37. An array as recited in any of the claims 34 to 36, characterized in that the solid phase surface is composed of silicon, glass, polystyrene, aluminium, steel, iron, copper, nickel, silver, or gold.

38. Use of a method according to claim 1 for the characterisation, classification, diagnosis and differentiation of colon cell proliferative disorders.

39. A kit comprising a bisulfite (=disulfite, hydrogen sulfite) reagent as well as oligonucleotides and/or PNA-oligomers according to claim 22.

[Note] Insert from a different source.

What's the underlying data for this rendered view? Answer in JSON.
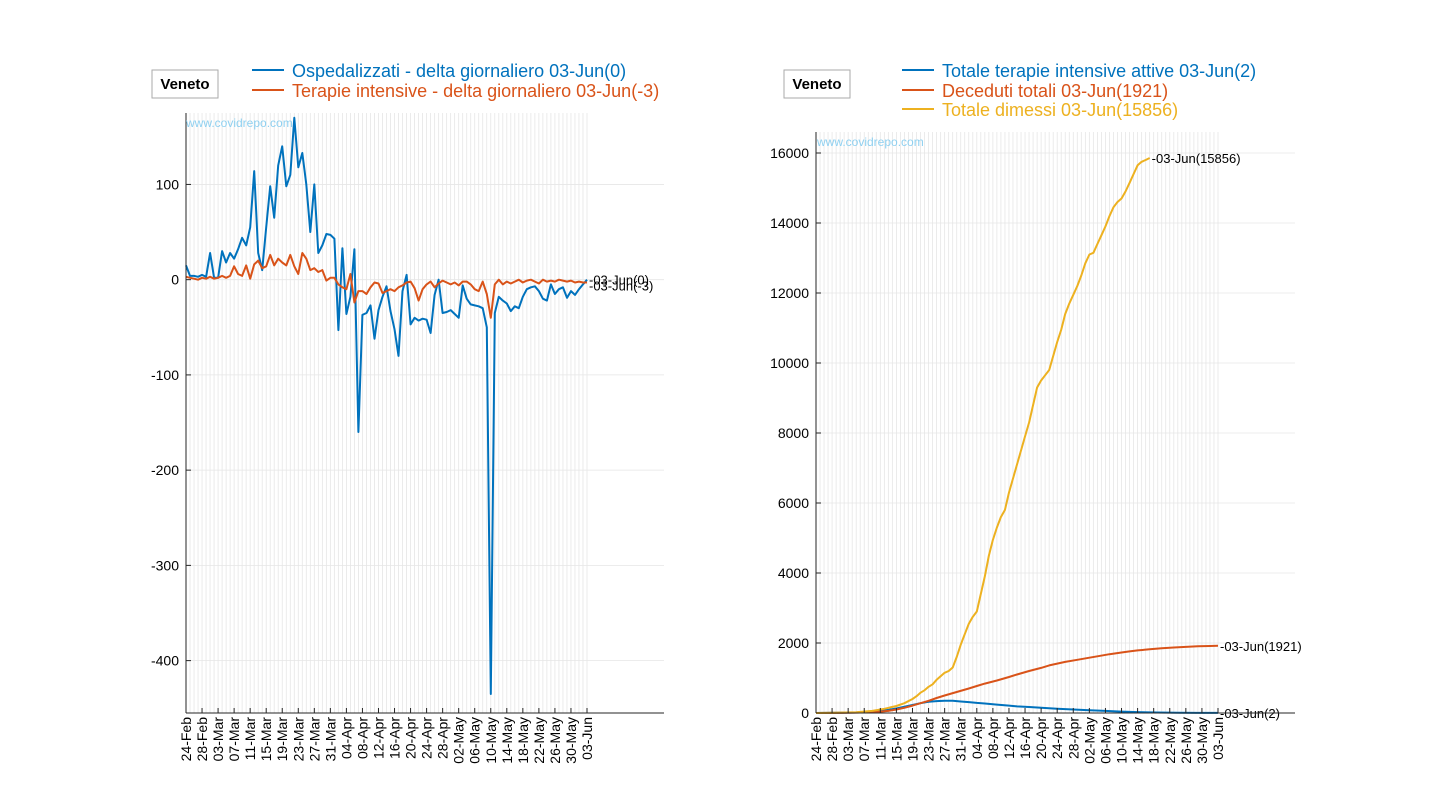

40. Use of a pretreated genomic DNA according to claim 22 for the characterisation, classification, diagnosis and differentiation of colon cell proliferative disorders.

41. A kit comprising a bisulfite (=disulfite, hydrogen sulfite) reagent as well as oligonucleotides and/or PNA-oligomers according to claim 26.

42. A DNA/PNA array for the analysis of prostate cell proliferative disorders associated with the methylation state of genes comprising at least one nucleic acid according to claim 26.

43. An array as recited in claim 42, characterized in that the solid phase surface is composed of silicon, glass, polystyrene, aluminium, steel, iron, copper, nickel, silver or gold.